I recently read research about what to do with young adults who have grown up without a loving attachment to adults.

As you no doubt know, the British psychoanalyst John Bowlby first proposed what became known as ‘attachment theory’: that infants are evolutionarily ‘programmed’ to form attachments with their caregivers from birth.

Without a loving attachment and close proximity to these caregivers, they are unable to form loving, intimate and lasting relationships. He also argued that without such early attachments, an individual would suffer from a sense of low self-worth and be unable to trust.

Bowlby, a Freudian, was convinced that this crucial time of attachment was a tiny window in a person’s life: just two and a half years – a timeframe he amended later in his life to five years.

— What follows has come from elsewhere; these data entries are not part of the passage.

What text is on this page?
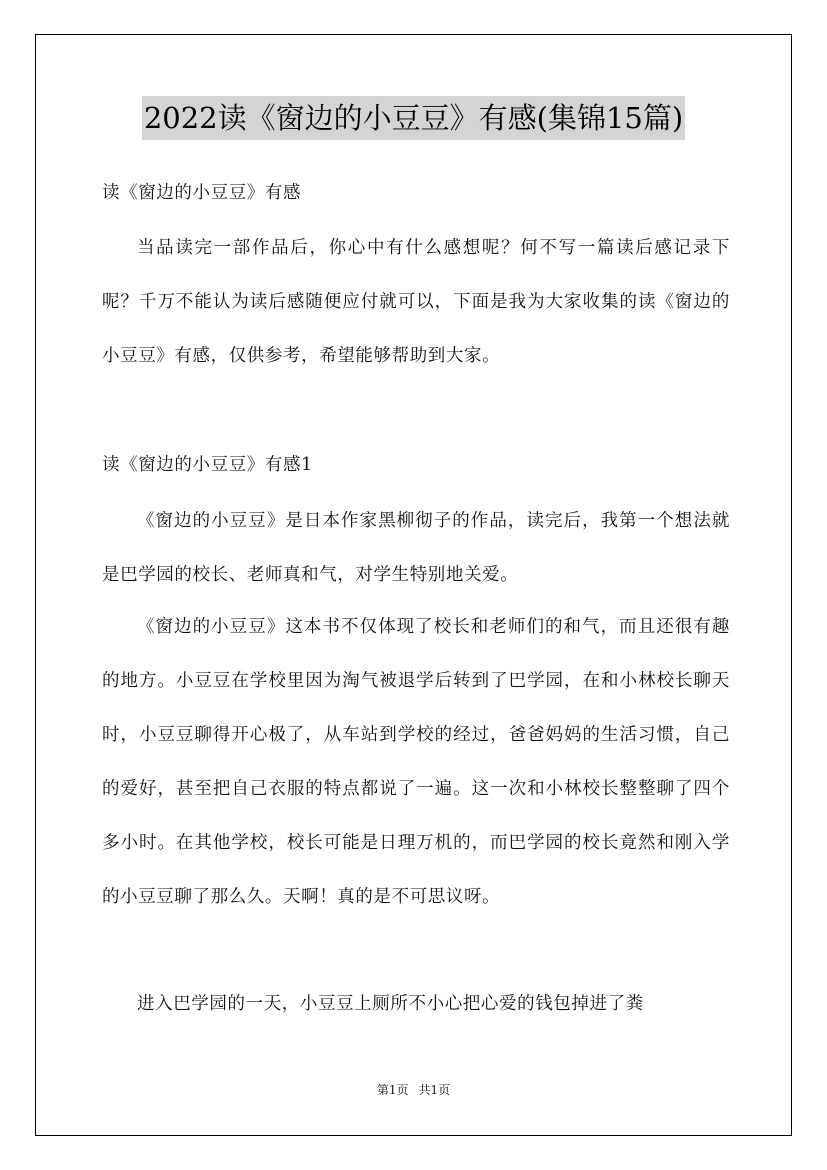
2022读《窗边的小豆豆》有感(集锦15篇)
读《窗边的小豆豆》有感
当品读完一部作品后，你心中有什么感想呢？何不写一篇读后感记录下呢？千万不能认为读后感随便应付就可以，下面是我为大家收集的读《窗边的小豆豆》有感，仅供参考，希望能够帮助到大家。
读《窗边的小豆豆》有感1
《窗边的小豆豆》是日本作家黑柳彻子的作品，读完后，我第一个想法就是巴学园的校长、老师真和气，对学生特别地关爱。
《窗边的小豆豆》这本书不仅体现了校长和老师们的和气，而且还很有趣的地方。小豆豆在学校里因为淘气被退学后转到了巴学园，在和小林校长聊天时，小豆豆聊得开心极了，从车站到学校的经过，爸爸妈妈的生活习惯，自己的爱好，甚至把自己衣服的特点都说了一遍。这一次和小林校长整整聊了四个多小时。在其他学校，校长可能是日理万机的，而巴学园的校长竟然和刚入学的小豆豆聊了那么久。天啊！真的是不可思议呀。
进入巴学园的一天，小豆豆上厕所不小心把心爱的钱包掉进了粪
第1页 共1页
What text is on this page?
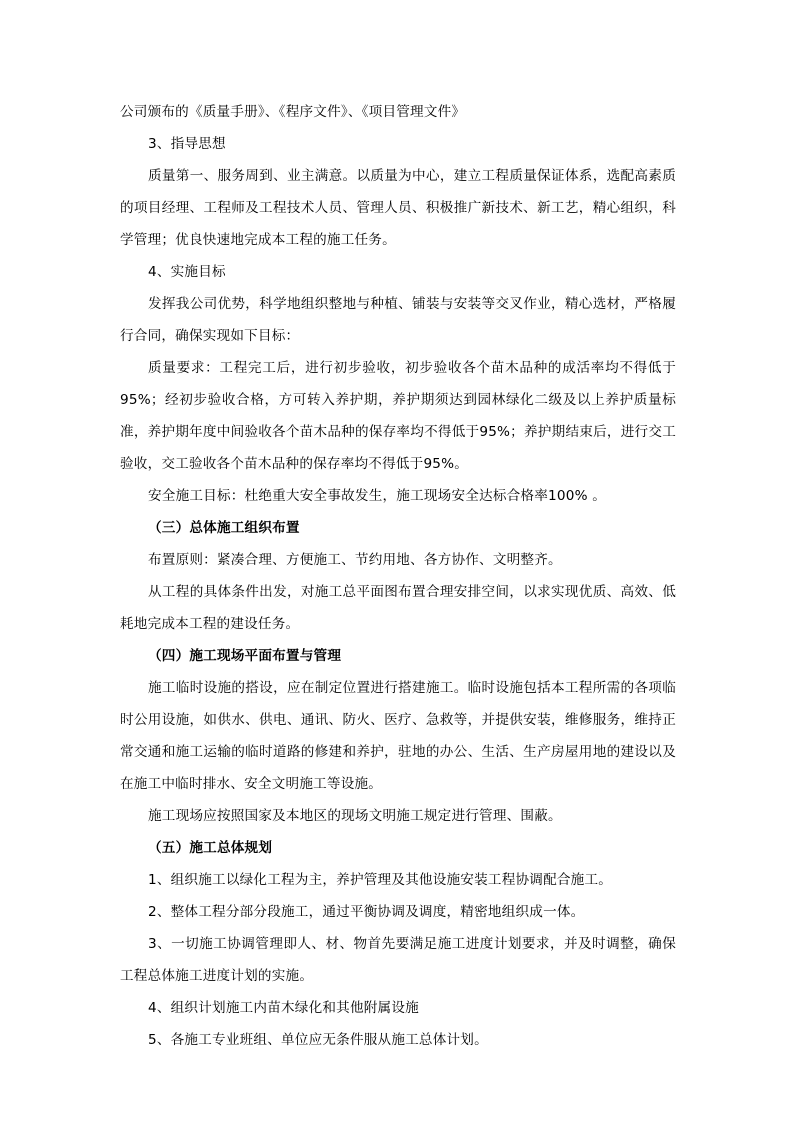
公司颁布的《质量手册》、《程序文件》、《项目管理文件》

3、指导思想

质量第一、服务周到、业主满意。以质量为中心，建立工程质量保证体系，选配高素质的项目经理、工程师及工程技术人员、管理人员、积极推广新技术、新工艺，精心组织，科学管理；优良快速地完成本工程的施工任务。

4、实施目标

发挥我公司优势，科学地组织整地与种植、铺装与安装等交叉作业，精心选材，严格履行合同，确保实现如下目标：

质量要求：工程完工后，进行初步验收，初步验收各个苗木品种的成活率均不得低于95%；经初步验收合格，方可转入养护期，养护期须达到园林绿化二级及以上养护质量标准，养护期年度中间验收各个苗木品种的保存率均不得低于95%；养护期结束后，进行交工验收，交工验收各个苗木品种的保存率均不得低于95%。

安全施工目标：杜绝重大安全事故发生，施工现场安全达标合格率100% 。

（三）总体施工组织布置

布置原则：紧凑合理、方便施工、节约用地、各方协作、文明整齐。

从工程的具体条件出发，对施工总平面图布置合理安排空间，以求实现优质、高效、低耗地完成本工程的建设任务。

（四）施工现场平面布置与管理

施工临时设施的搭设，应在制定位置进行搭建施工。临时设施包括本工程所需的各项临时公用设施，如供水、供电、通讯、防火、医疗、急救等，并提供安装，维修服务，维持正常交通和施工运输的临时道路的修建和养护，驻地的办公、生活、生产房屋用地的建设以及在施工中临时排水、安全文明施工等设施。

施工现场应按照国家及本地区的现场文明施工规定进行管理、围蔽。

（五）施工总体规划

1、组织施工以绿化工程为主，养护管理及其他设施安装工程协调配合施工。

2、整体工程分部分段施工，通过平衡协调及调度，精密地组织成一体。

3、一切施工协调管理即人、材、物首先要满足施工进度计划要求，并及时调整，确保工程总体施工进度计划的实施。

4、组织计划施工内苗木绿化和其他附属设施

5、各施工专业班组、单位应无条件服从施工总体计划。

Many subsequent psychologists extended these ideas to say that these early experiences determine how we’re going to interact with romantic partners and our own children.

However, more recently, evidence has emerged from Indiana’s Purdue University that a close-knit group can provide the kind of healing environment that enables someone without that early caregiver attachment to heal, develop a sense of self worth and form healthy attachments to others.

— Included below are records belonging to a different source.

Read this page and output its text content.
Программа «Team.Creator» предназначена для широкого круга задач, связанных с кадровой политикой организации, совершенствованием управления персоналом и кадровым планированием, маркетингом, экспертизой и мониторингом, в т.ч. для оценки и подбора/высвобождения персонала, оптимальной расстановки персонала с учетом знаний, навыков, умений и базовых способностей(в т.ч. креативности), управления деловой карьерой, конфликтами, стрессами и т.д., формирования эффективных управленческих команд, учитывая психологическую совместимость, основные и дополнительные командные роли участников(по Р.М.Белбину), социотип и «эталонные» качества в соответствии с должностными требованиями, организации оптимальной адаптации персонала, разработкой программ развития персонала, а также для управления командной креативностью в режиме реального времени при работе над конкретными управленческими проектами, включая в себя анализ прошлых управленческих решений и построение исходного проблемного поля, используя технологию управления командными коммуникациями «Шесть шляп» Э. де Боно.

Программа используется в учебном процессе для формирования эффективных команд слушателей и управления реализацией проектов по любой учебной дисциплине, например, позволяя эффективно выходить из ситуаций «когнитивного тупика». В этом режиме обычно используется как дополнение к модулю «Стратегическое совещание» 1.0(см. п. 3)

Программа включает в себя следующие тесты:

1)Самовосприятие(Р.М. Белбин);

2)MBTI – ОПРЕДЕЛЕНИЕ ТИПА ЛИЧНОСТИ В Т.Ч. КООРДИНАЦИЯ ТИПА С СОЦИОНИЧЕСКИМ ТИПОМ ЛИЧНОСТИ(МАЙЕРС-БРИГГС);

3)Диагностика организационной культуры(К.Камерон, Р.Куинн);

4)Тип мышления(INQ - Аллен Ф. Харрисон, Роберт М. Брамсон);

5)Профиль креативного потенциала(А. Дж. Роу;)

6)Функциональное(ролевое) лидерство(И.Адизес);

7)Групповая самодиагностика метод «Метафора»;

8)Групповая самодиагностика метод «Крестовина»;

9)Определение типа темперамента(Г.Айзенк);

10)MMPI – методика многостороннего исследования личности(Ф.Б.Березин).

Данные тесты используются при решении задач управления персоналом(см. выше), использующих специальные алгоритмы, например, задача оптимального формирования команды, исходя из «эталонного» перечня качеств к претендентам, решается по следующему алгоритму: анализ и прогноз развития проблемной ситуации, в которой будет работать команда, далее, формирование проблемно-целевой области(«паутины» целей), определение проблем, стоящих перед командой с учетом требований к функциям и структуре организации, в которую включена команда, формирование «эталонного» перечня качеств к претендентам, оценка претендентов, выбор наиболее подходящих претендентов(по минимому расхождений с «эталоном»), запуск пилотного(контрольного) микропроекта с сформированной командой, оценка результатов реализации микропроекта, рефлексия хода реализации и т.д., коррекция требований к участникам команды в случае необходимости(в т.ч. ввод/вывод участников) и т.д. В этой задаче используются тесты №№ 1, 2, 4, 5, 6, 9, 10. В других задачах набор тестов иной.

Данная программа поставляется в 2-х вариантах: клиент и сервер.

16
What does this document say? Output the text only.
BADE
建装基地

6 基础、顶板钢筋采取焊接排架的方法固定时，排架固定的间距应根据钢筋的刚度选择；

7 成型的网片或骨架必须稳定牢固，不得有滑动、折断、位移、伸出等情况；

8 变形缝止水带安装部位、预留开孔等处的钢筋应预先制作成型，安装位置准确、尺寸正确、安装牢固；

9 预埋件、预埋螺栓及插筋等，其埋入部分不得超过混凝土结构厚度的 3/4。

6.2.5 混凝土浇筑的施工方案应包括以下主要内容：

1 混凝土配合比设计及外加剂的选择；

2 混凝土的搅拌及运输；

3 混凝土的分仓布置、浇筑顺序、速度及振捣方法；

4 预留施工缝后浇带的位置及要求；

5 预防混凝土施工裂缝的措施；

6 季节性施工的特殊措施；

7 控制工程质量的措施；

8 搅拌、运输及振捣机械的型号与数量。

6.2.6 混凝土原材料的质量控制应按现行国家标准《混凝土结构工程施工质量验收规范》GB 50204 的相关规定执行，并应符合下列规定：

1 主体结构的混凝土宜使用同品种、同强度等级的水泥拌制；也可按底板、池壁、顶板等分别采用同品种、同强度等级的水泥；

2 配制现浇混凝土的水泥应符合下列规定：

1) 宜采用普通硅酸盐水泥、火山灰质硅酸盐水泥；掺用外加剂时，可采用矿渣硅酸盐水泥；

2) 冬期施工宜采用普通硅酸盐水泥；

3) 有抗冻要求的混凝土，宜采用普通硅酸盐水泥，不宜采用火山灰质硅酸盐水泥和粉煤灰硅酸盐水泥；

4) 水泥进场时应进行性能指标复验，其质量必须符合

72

Nelsa Libertad Curbelo Cora, a peace worker with young street gang members in Guayaguil, Ecuador’s version of Watts in California, believes that a youth gang is simply a manifestation of the thwarted human need to belong. “They have an instinct toward oneness, which is why they form gangs,” she says.

Cora has taught young people in street gangs to transform this need for connection into “the power of service, life and love” to a struggling community. Gang members have learned to channel their impulses for creativity and need for recognition away from violence and into small businesses: printing businesses, music studios, pizzerias. The Barrio is now known as Barrio de Paz — Peace Town, and even the most ruthless of gang members have laid down their guns.

To see how powerfully protective a small community can be, I remind you of the classic study of the effect of solidarity on health, conducted on residents of Roseto, Pennsylvania.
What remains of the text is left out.